Thursday, 26 January 2012: 2:30 PM
Satellite-Detected Gravity Waves Embedded in the Atmospheric River and Their Orographic Enhancement: A Case Study
Room 256 (New Orleans Convention Center )
Intermittent heavy precipitation was observed across the South Coast of British Columbia (BC), Canada, on 11 January 2010, as an atmospheric river (AR) – a narrow band of enhanced water vapour flux in the troposphere (a.k.a Pineapple Express) – moved onshore. Numerous transverse cloud bands, manifesting as gravity waves embedded in and travelling along the AR, were clearly identified in satellite imagery. These mesoscale (15–30 km) gravity waves enhanced significantly within sub-synoptic scale (300–600 km) envelopes downstream of the AR. Radar imagery showed that mesoscale rain bands developed over the Olympic Mountains and the southern Vancouver Island mountain ranges as a larger gravity wave envelope moved onshore. Detailed analysis of intensive observations suggested that the wave-induced rain bands and the associated seeder-feeder/spillover effects made a large contribution to the heavy precipitation on both the windward and lee sides of the coastal mountains in southern BC.

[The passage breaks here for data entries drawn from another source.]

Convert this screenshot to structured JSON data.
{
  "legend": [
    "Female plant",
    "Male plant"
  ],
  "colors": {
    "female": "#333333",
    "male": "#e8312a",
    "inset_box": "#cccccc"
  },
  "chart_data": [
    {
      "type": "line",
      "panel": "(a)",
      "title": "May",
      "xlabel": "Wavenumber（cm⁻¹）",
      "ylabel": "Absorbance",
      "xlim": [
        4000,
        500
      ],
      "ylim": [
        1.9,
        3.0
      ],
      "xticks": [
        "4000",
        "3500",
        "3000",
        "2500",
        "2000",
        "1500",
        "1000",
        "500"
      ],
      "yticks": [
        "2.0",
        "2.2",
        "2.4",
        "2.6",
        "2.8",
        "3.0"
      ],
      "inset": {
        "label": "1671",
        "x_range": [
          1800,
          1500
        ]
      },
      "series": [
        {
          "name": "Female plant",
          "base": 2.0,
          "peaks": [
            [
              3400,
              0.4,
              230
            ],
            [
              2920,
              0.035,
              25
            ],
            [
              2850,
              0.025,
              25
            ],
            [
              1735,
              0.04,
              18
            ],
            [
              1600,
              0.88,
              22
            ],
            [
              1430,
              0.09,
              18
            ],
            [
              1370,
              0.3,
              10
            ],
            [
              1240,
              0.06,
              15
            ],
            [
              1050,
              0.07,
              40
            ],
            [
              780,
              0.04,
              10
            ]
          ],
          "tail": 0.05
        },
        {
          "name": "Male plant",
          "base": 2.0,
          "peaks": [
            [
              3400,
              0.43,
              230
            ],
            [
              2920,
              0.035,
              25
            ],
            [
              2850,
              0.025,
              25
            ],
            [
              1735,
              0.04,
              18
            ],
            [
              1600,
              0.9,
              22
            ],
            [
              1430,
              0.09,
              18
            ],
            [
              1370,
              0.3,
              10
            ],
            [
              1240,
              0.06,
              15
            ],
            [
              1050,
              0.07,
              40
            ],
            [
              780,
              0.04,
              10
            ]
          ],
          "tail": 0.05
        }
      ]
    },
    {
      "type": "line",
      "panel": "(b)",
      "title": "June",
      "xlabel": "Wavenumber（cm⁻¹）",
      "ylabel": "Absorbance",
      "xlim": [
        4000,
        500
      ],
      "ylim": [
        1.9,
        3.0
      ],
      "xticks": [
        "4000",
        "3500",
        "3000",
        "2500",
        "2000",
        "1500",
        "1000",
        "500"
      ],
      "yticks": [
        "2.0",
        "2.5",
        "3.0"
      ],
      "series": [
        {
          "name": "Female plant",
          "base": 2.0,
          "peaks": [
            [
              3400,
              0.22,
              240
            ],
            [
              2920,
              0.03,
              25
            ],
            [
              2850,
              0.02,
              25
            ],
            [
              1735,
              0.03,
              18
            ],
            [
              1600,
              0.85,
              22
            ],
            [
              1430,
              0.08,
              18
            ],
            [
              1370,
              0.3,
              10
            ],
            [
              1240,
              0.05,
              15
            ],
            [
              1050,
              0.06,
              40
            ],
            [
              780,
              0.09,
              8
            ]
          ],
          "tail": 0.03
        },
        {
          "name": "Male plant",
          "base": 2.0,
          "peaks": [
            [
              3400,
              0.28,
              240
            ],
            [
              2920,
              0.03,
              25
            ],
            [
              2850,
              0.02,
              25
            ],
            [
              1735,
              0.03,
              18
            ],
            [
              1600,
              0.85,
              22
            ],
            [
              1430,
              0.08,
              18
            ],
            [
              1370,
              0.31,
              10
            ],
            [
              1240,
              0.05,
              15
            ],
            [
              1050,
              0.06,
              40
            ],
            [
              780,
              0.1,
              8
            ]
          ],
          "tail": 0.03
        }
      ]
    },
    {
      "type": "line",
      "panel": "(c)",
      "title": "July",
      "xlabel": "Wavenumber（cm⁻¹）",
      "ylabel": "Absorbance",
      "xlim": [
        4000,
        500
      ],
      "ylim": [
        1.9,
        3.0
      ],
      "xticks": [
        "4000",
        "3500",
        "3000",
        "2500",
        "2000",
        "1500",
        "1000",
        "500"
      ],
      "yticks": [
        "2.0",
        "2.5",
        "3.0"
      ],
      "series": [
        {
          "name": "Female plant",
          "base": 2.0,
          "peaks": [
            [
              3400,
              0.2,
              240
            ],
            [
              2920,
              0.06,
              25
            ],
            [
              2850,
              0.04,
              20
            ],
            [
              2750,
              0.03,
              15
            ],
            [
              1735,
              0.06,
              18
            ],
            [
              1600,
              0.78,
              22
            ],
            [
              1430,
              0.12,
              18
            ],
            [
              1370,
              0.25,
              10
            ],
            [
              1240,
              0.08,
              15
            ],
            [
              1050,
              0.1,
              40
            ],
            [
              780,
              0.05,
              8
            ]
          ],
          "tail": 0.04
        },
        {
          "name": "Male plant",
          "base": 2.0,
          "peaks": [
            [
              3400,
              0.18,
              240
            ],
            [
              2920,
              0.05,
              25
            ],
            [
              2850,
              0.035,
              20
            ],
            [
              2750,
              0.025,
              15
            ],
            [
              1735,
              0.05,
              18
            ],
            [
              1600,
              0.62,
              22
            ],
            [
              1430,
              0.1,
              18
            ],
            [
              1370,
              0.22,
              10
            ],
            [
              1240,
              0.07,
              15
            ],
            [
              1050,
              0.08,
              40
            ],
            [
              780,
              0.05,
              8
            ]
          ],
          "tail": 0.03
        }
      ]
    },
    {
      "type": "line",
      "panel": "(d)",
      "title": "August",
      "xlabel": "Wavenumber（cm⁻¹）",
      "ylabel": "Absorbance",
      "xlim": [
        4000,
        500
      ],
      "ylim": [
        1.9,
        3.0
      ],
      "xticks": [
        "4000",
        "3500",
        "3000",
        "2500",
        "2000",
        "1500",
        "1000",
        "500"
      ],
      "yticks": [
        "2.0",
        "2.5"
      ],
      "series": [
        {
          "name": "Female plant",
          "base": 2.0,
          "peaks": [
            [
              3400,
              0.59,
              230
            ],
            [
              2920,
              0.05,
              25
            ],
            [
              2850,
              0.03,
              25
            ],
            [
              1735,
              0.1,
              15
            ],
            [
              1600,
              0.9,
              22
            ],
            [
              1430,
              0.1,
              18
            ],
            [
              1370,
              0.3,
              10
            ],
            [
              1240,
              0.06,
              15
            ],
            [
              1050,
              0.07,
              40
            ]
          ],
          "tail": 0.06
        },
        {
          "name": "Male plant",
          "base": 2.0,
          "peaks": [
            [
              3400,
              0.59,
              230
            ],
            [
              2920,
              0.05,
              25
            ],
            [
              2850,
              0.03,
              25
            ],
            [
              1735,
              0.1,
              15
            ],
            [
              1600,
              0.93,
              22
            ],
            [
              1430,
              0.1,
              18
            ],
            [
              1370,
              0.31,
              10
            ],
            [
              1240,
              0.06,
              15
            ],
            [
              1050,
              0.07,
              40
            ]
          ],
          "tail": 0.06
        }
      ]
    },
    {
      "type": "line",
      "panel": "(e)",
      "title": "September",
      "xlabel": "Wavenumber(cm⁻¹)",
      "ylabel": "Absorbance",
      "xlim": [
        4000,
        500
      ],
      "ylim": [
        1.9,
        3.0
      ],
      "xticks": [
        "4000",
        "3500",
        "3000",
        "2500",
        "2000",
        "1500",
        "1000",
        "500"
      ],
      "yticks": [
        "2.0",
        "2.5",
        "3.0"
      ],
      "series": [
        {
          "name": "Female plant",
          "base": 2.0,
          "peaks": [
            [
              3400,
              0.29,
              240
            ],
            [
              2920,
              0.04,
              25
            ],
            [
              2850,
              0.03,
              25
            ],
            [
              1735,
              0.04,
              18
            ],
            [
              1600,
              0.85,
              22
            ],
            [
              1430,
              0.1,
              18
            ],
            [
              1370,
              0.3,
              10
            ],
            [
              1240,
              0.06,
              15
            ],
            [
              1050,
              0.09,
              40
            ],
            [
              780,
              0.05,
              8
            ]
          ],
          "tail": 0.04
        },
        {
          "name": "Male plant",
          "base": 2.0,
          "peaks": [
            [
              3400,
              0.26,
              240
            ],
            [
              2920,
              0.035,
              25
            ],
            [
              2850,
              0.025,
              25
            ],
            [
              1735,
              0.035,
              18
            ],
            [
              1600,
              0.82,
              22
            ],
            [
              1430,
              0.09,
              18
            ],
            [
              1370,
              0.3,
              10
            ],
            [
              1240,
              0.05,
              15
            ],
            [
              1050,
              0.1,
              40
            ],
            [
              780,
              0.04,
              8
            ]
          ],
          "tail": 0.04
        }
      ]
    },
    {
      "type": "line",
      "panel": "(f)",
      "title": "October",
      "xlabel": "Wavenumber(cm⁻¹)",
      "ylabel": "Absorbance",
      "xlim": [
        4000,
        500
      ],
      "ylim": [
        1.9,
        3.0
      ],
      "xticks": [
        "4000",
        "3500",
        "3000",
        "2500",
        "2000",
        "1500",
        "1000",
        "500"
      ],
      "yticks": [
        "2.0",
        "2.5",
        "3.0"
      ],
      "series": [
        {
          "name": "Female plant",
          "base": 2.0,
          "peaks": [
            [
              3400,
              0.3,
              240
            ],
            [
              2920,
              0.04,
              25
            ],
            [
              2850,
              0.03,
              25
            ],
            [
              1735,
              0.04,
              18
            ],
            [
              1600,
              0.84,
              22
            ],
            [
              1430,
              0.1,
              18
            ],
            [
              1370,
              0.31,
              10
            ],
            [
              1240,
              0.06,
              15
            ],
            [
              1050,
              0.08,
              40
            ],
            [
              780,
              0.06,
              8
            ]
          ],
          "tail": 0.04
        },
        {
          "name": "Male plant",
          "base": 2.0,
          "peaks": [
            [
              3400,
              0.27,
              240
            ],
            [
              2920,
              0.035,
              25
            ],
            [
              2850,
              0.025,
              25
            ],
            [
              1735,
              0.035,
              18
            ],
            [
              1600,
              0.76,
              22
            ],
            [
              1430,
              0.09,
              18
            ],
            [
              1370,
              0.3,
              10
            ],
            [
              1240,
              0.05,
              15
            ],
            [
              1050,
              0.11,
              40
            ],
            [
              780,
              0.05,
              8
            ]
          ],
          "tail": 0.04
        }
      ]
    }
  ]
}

There was compelling evidence to suggest that both thermal and dynamical instabilities were involved with the development of the gravity waves. Both of the boundary-layer Kelvin-Helmholtz (KH) instability and the conditional instability were identified in the upstream portion of the AR. These unstable conditions excited upward propagating gravity waves. A mid-tropospheric layer with weak KH instability appeared to support a wave-CISK mode and give rise to wave over-reflection/over-transmission, which could be considered as the primary source of the enhanced wave packets observed in the AR downstream. As the AR moved onshore toward a complex mountain terrain, resonance could result from constructive interference of the incoming travelling waves and the orographically-forced stationary waves, leading to further wave enhancement and possible wave breaking in multiple layers with KH instability in the upper troposphere. Conceptual models were developed to aid operational forecasting/nowcasting of this event.